FONTANA DELLE TARTARUGHE

FONTANA DELLE TARTARUGHE

La storia della Fontana delle Tartarughe ebbe inizio nel 1570, quando la Congregazione delle Fonti divulgò l’elenco delle nuove 18 fontane alimentate dall’Acqua Vergine e progettate dall’architetto Giacomo Della Porta, piazza Mattei non era inclusa. Molto probabilmente ci dovette essere un intervento politico e finanziario del duca Muzio Mattei (membro del comitato che aveva deciso i luoghi di costruzione delle diciotto fontane) che usò la sua influenza e il suo denaro affinché il sito della futura Fontana  fosse spostato proprio nella piazzetta sotto il suo palazzo. E così l'opera risultò di una foggia più ricca e con una maggiore prevalenza scultorea nei confronti delle altre. Il progetto originario del Della Porta prevedeva i quattro efebi progettati in marmo, ma furono realizzati in bronzo dallo scultore Taddeo Landini in una nudità e aspetto poco più che adolescenziale. I quattro giovani reggono per la coda, sotto di loro, altrettanti delfini la cui testa è tenuta ferma dal piede destro degli stessi, i quali alzano tutti il braccio destro verso il bordo di una vasca di bigio africano sovrastante a sostenere (oggi) quattro tartarughe (una ciascuno). Originariamente avrebbero dovuto sostenere altrettanti delfini, però mai realizzato lì (ma ricordati nei documenti, che ne indicano in totale otto): non furono mai posti in opera in questa fontana in quanto si riteneva che la pressione dell’acqua non ne consentisse l’elevazione prevista e così andarono ad ornare la fontana della Terrina, allora situata in Campo de’ Fiori ma che oggi si trova in piazza della Chiesa Nuova.
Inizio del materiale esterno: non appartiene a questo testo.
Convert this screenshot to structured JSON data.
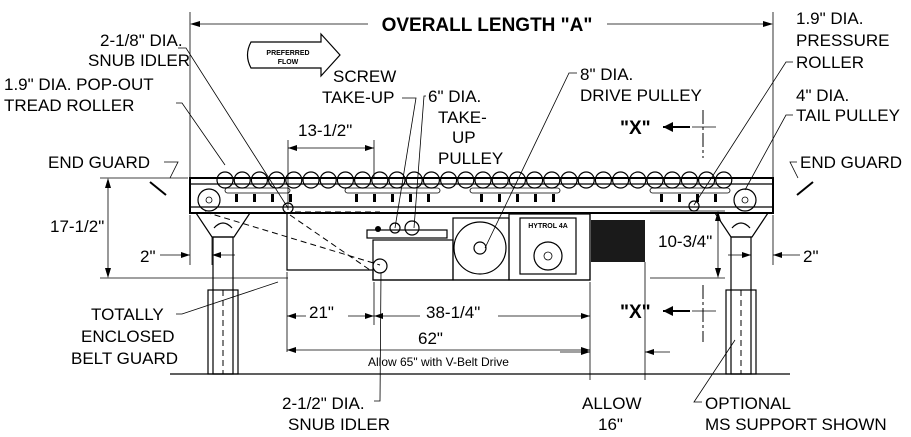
{
  "labels": {
    "overall_length": "OVERALL LENGTH \"A\"",
    "snub_idler_top_1": "2-1/8\" DIA.",
    "snub_idler_top_2": "SNUB IDLER",
    "pop_out_1": "1.9\" DIA. POP-OUT",
    "pop_out_2": "TREAD ROLLER",
    "preferred_flow_1": "PREFERRED",
    "preferred_flow_2": "FLOW",
    "screw_takeup_1": "SCREW",
    "screw_takeup_2": "TAKE-UP",
    "takeup_pulley_1": "6\" DIA.",
    "takeup_pulley_2": "TAKE-",
    "takeup_pulley_3": "UP",
    "takeup_pulley_4": "PULLEY",
    "drive_pulley_1": "8\" DIA.",
    "drive_pulley_2": "DRIVE PULLEY",
    "pressure_roller_1": "1.9\" DIA.",
    "pressure_roller_2": "PRESSURE",
    "pressure_roller_3": "ROLLER",
    "tail_pulley_1": "4\" DIA.",
    "tail_pulley_2": "TAIL PULLEY",
    "section_x_top": "\"X\"",
    "section_x_bottom": "\"X\"",
    "end_guard_left": "END GUARD",
    "end_guard_right": "END GUARD",
    "dim_13_half": "13-1/2\"",
    "dim_17_half": "17-1/2\"",
    "dim_2_left": "2\"",
    "dim_2_right": "2\"",
    "dim_10_3_4": "10-3/4\"",
    "dim_21": "21\"",
    "dim_38_1_4": "38-1/4\"",
    "dim_62": "62\"",
    "allow_65": "Allow 65\" with V-Belt Drive",
    "belt_guard_1": "TOTALLY",
    "belt_guard_2": "ENCLOSED",
    "belt_guard_3": "BELT GUARD",
    "snub_idler_bottom_1": "2-1/2\" DIA.",
    "snub_idler_bottom_2": "SNUB IDLER",
    "allow_16_1": "ALLOW",
    "allow_16_2": "16\"",
    "optional_support_1": "OPTIONAL",
    "optional_support_2": "MS SUPPORT SHOWN",
    "motor_plate": "HYTROL 4A"
  }
}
Le tartarughe che gli efebi sembrano spingere ad abbeverarsi nella vasca superiore e che hanno dato poi il nome alla fontana furono aggiunte in un restauro del 1658 operato per volere di papa Alessandro VII Chigi, e sono attribuite a un suggerimento di Gian Lorenzo Bernini. Le modifiche apportate forse già in fase di prima realizzazione avevano infatti sortito come effetto che le mani degli efebi non riuscissero più a raggiungere il bordo del catino superiore, le quattro tartarughe servirono dunque a riempire i vuoti ingiustificati, che originariamente dovevano essere riempiti dai quattro delfini non utilizzati. In occasione dello stesso restauro venne eliminata l'originaria base a gradini per aumentare la scarsa pressione dell'acqua, abbassandone il punto di fuoriuscita. Il restauro è ricordato da un'iscrizione suddivisa su quattro cartigli in marmo, posti sui lati della vasca principale, tra le conchiglie. Il testo è possibile evincerlo nella foto qui di seguito. Purtroppo le tartarughe originali sono andate perdute perché vittime di furto vandalico e che stessa sorte hanno subito alcune delle copie successive, mentre gli efebi originali, trasferiti al Museo di Roma, sono stati prudentemente sostituiti da perfette repliche.

Dalla Fontana delle Tartarughe, prendendo via della Reginella, è possibile sbucare nel cuore dell’antico Ghetto ebraico, in via del Portico d’Ottavia.